Tuesday, April 6, 2010

"Hit 'em Where They Ain't"

Jacques Barzun is a French-born American historian of ideas and culture, who once famously said "Whoever wants to know the heart and mind of America had better learn baseball..."

It's that time of year, boys and girls, when The Greatest Game Ever Invented is upon us to officially begin its 110th season as our National Pastime. And along with it, some lessons we can apply to, yes, marketing.

Welcome to the "Take Me Out To The Ballgame" edition of Not Your Usual Marketing Tips from JDK Marketing Communications Management.

A few years ago, I pitched this article to the readers of this column. Here's the replay:

There was a baseball player around the turn of the century -- at 5',4" the shortest to ever to play the game -- named Wee Willie Keeler. Click here: Willie Keeler - Wikipedia, the free encyclopedia Known for perfecting the "Baltimore Chop," whenever Willie stepped to the plate the chant would ring out, “Hit’em where they ain’t!”

The meaning was simplistically clear: hit the ball where the fielders WEREN’T positioned, to improve the chances for getting a base hit.

What if, metaphorically speaking, you could “hit” your target markets…where your competition “ain’t?”

Most businesses – however small or large – tend to market themselves through the standard avenues…the local newspaper, the local weekly, radio, TV, et al. And buckshot mailings to one’s database of clients, colleagues and friends. Chances are that your industry counterparts are doing mostly that same thing.

Maybe the next time you’re “at bat,” consider going – pardon the pun – farther afield. That is, think about hitting those markets not just among your primary audience but also to the outer periphery of your spheres of influence.

A CPA, for instance – whose services are needed by virtually everyone – can make herself the go-to professional with the local remodelers trade association. A chiropractor might want to approach the public library system (think of all that stretching and bending all day long by the staff just to put books away) with clinics exclusively for that organization. A sometime caricature artist might join a wedding and event planners organization to be their unique source of party entertainment. (Hey wait a minute, that's me..!)
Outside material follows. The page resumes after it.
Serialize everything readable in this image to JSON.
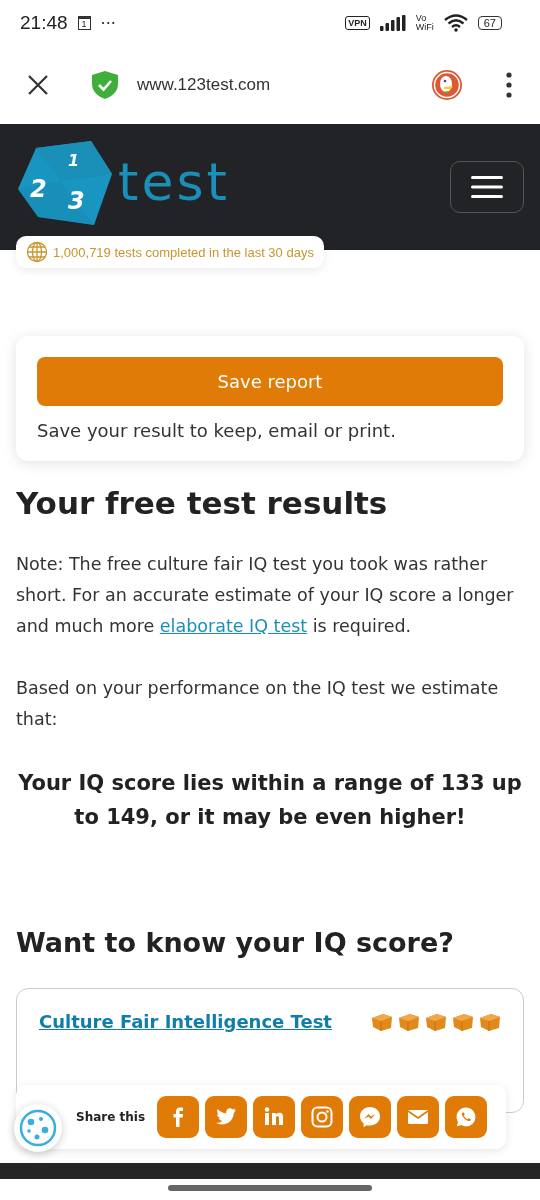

For that matter, maybe there’s a hobby you have, or a weekend passion you love, that can be parlayed into a business opportunity -- by providing your services to fellow aficionados. Do these enthusiasts have associations? Do they have meetings? Do they have means, i.e. literature or promotional materials, by which they communicate with one another…and in which you can contribute an ad or, better yet, an informative article?

Next time you grab that metaphorical bat and stand in the box…you may want to think outside of it every now and then. And hit’em where they -- your competition -- likely ain’t.

See you again the first Tuesday of next month, with another slugging edition of Not Your Usual Marketing Tips.